After a few minutes of thinking through the proposed belly landing technique, I switched on the battery for one final call to Essendon Tower to warn them I was coming in – ready or not. Again, a faint glimmer of green on the VHF. Then for a reason I cannot explain I suddenly had an idea. Pushing in the undercarriage circuit breaker (previously pulled as part of the emergency lowering drill), I re-selected the undercarriage lever to “down”. Within seconds I heard a reassuring thump below that was music to my ears. At the same instant the green down lights glowed momentarily then went out. Next there was total darkness as I flew into a thick patch of cloud.

It was good enough. I had seen the greens before the battery finally died. Using my one handed- torch technique, I descended in and out of low cloud into the circuit and got myself on to final approach. I had no flaps or landing lights - and no certainty that all three wheels were locked down – but the touchdown was fine. With a vast feeling of relief, I taxied to the terminal. The waiting van driver grumbled about my late arrival, unloaded the freight quickly, and drove off. I put the aircraft to bed, installed the control locks and wrote in the Maintenance Release: “Total electrical failure also emergency gear handle jammed in operation.”

After a kiss and a “Did you have a nice flight, dear” from my ever loving spouse, when I arrived home I phoned Melbourne Air Traffic Control and apologized for disorganizing their flow control, then rang the duty Departmental Air Safety Investigator to explain things. When I returned to the aircraft next morning with the maintenance engineer to investigate my “snag” in the Maintenance Release he could find nothing wrong with the Baron’s electrics.
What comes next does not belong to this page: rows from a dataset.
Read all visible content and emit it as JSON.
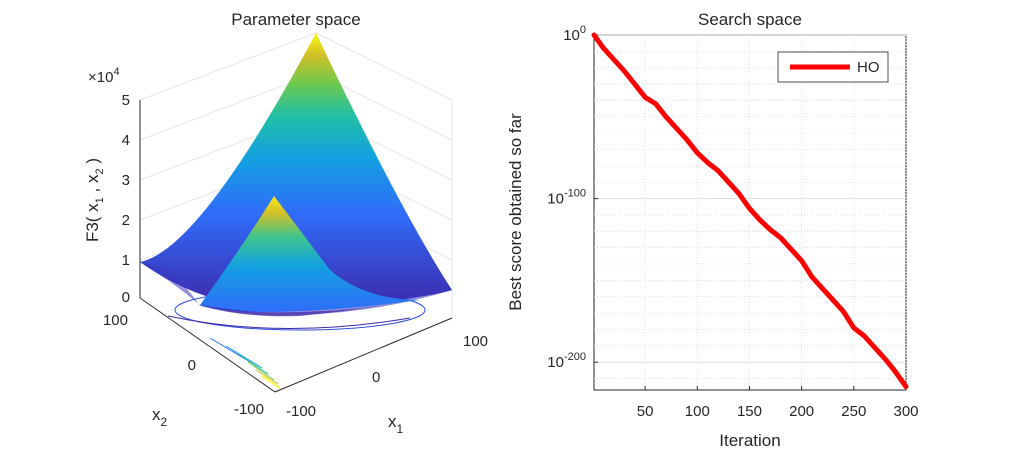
{
  "chart_data": [
    {
      "type": "surface",
      "title": "Parameter space",
      "xlabel": "x",
      "xlabel_sub": "1",
      "ylabel": "x",
      "ylabel_sub": "2",
      "zlabel": {
        "f": "F3(",
        "x": "x",
        "s1": "1",
        "c": ",",
        "s2": "2",
        "close": ")"
      },
      "z_exponent": {
        "base": "×10",
        "exp": "4"
      },
      "x_ticks": [
        "-100",
        "0",
        "100"
      ],
      "y_ticks": [
        "-100",
        "0",
        "100"
      ],
      "z_ticks": [
        "0",
        "1",
        "2",
        "3",
        "4",
        "5"
      ],
      "xlim": [
        -100,
        100
      ],
      "ylim": [
        -100,
        100
      ],
      "zlim": [
        0,
        50000
      ],
      "colormap": [
        "#3e26a8",
        "#2f6dfa",
        "#13a1e0",
        "#21bfa6",
        "#6fc94c",
        "#d1bf27",
        "#f9fb0e"
      ],
      "contour_levels": 8
    },
    {
      "type": "line",
      "title": "Search space",
      "xlabel": "Iteration",
      "ylabel": "Best score obtained so far",
      "yscale": "log",
      "xlim": [
        1,
        300
      ],
      "ylim_log10": [
        -217,
        0
      ],
      "x_ticks": [
        "50",
        "100",
        "150",
        "200",
        "250",
        "300"
      ],
      "y_ticks": [
        {
          "base": "10",
          "exp": "0"
        },
        {
          "base": "10",
          "exp": "-100"
        },
        {
          "base": "10",
          "exp": "-200"
        }
      ],
      "grid": true,
      "legend_position": "top-right",
      "series": [
        {
          "name": "HO",
          "color": "#ff0000",
          "x": [
            1,
            10,
            20,
            30,
            40,
            50,
            60,
            70,
            80,
            90,
            100,
            110,
            120,
            130,
            140,
            150,
            160,
            170,
            180,
            190,
            200,
            210,
            220,
            230,
            240,
            250,
            260,
            270,
            280,
            290,
            300
          ],
          "log10_y": [
            0,
            -8,
            -15,
            -22,
            -30,
            -38,
            -42,
            -50,
            -57,
            -64,
            -72,
            -78,
            -83,
            -90,
            -97,
            -106,
            -113,
            -119,
            -124,
            -131,
            -138,
            -148,
            -155,
            -162,
            -169,
            -179,
            -184,
            -191,
            -198,
            -206,
            -215
          ]
        }
      ]
    }
  ]
}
But he did find a circuit breaker popped, one that was part of the alternator control system. Although I thought I had checked all the circuit breakers when the electrical system had failed, this particular one on this aircraft was situated out of sight under the instrument panel, with no label to identify it.

I wondered why the invisible circuit breaker had popped – and why no alternator warning lights. The latter was easily answered. There were no bulbs in the alternator lamp module, only the transparent red covers! The earlier repeated problems with the warning lights had proved too expensive for the owner, so he simply removed the alternator warning lamp bulbs and replaced the red covers. No entry had been made in the Maintenance Release to this effect.
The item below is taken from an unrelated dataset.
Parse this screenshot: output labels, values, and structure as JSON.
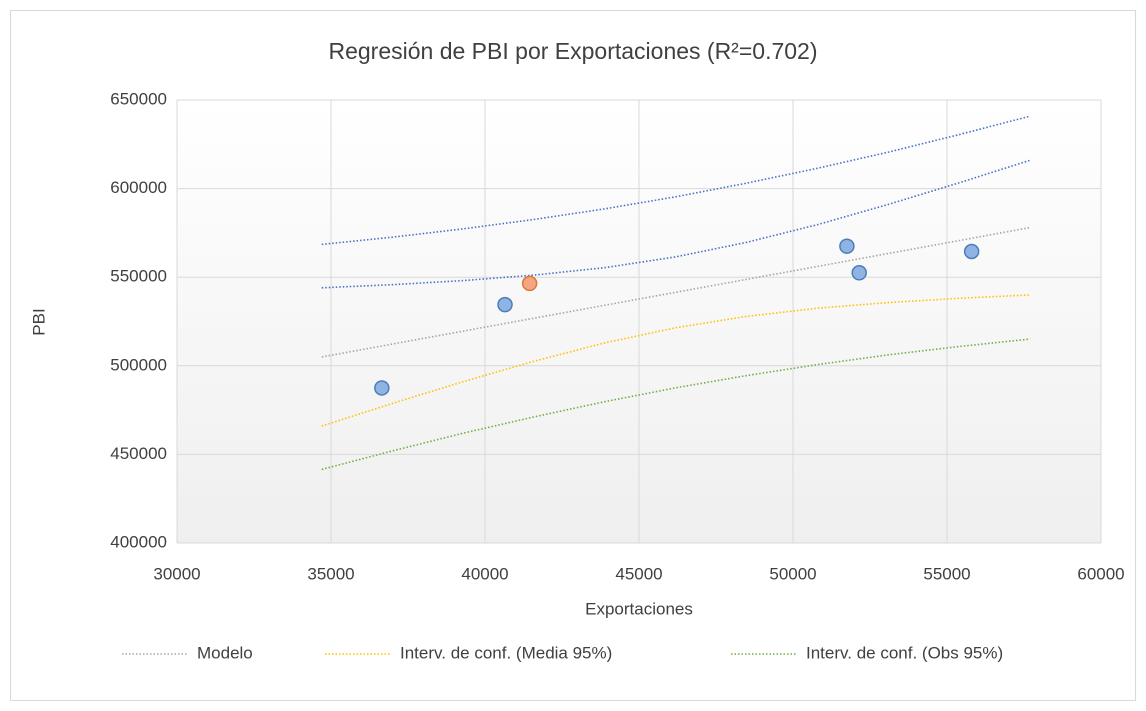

So what about the circuit breaker? In the Beech Baron, the aileron and elevator control lock consists of a large metal pin which fits into matching holes drilled in the axis of the master control column. Attached to this pin by a length of retaining wire is a metal bar, designed to be placed in between the rudder pedals, so forming a rudder lock.

On this particular Baron, the wire was very taut with locks in place and it took a lot of fiddling under the instrument panel to fit the rudder lock properly. When so fitted, the retaining wire ran very close to the hidden circuit breaker. Apparently, when I removed the control locks before taking off for Melbourne the wire jagged the collar of the circuit breaker, pulling it out.
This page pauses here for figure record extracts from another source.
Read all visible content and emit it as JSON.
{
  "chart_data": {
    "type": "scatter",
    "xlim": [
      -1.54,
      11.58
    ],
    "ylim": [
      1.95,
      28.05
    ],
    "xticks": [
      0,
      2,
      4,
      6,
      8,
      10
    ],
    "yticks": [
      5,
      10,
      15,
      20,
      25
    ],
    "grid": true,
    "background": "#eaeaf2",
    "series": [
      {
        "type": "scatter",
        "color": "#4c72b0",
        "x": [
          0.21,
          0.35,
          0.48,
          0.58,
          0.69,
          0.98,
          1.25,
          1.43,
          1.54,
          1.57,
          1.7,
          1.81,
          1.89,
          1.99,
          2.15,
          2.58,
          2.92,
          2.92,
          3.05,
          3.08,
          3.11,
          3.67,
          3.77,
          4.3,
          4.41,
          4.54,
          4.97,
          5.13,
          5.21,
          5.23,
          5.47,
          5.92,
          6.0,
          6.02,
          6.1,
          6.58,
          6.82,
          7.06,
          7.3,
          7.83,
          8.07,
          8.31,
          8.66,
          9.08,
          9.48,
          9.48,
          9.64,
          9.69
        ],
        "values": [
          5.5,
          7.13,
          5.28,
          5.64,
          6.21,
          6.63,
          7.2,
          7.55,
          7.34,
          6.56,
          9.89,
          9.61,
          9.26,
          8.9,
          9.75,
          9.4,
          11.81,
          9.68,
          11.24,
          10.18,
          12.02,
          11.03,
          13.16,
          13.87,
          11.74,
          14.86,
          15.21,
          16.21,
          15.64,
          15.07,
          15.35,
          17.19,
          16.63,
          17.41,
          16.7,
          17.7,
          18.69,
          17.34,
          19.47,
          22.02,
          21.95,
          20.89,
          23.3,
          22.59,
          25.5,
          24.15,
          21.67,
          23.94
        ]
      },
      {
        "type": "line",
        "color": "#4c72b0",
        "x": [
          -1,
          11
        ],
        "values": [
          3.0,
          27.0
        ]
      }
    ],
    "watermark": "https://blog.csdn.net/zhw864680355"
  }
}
Unwittingly, I then flew two sectors, including two engine starts and night flying, on battery only. With the absence of alternator warning lights appearing to indicate all was well, I did not monitor the load meters closely. And when the battery gave up the ghost the load meters showed a slightly positive needle position only because it was their electrical zero. Murphy’s Law!

Oh yes – I almost forgot to add that the reason for the jamming of the emergency undercarriage crank was damage to the mechanism, in all probability caused by heavy freight resting on the assembly…

The lesson of this sorry tale? Don’t allow commercial or personal pressures to influence your professional airmanship decisions –in other words, don’t cut corners. And at night always carry a fully charged torch – preferably two.

outnabout
31st Aug 2017, 23:07
Centaurus, this is such a valuable tale to any aviator. Thank you!

And I am pleased to see that you are here to tell the story.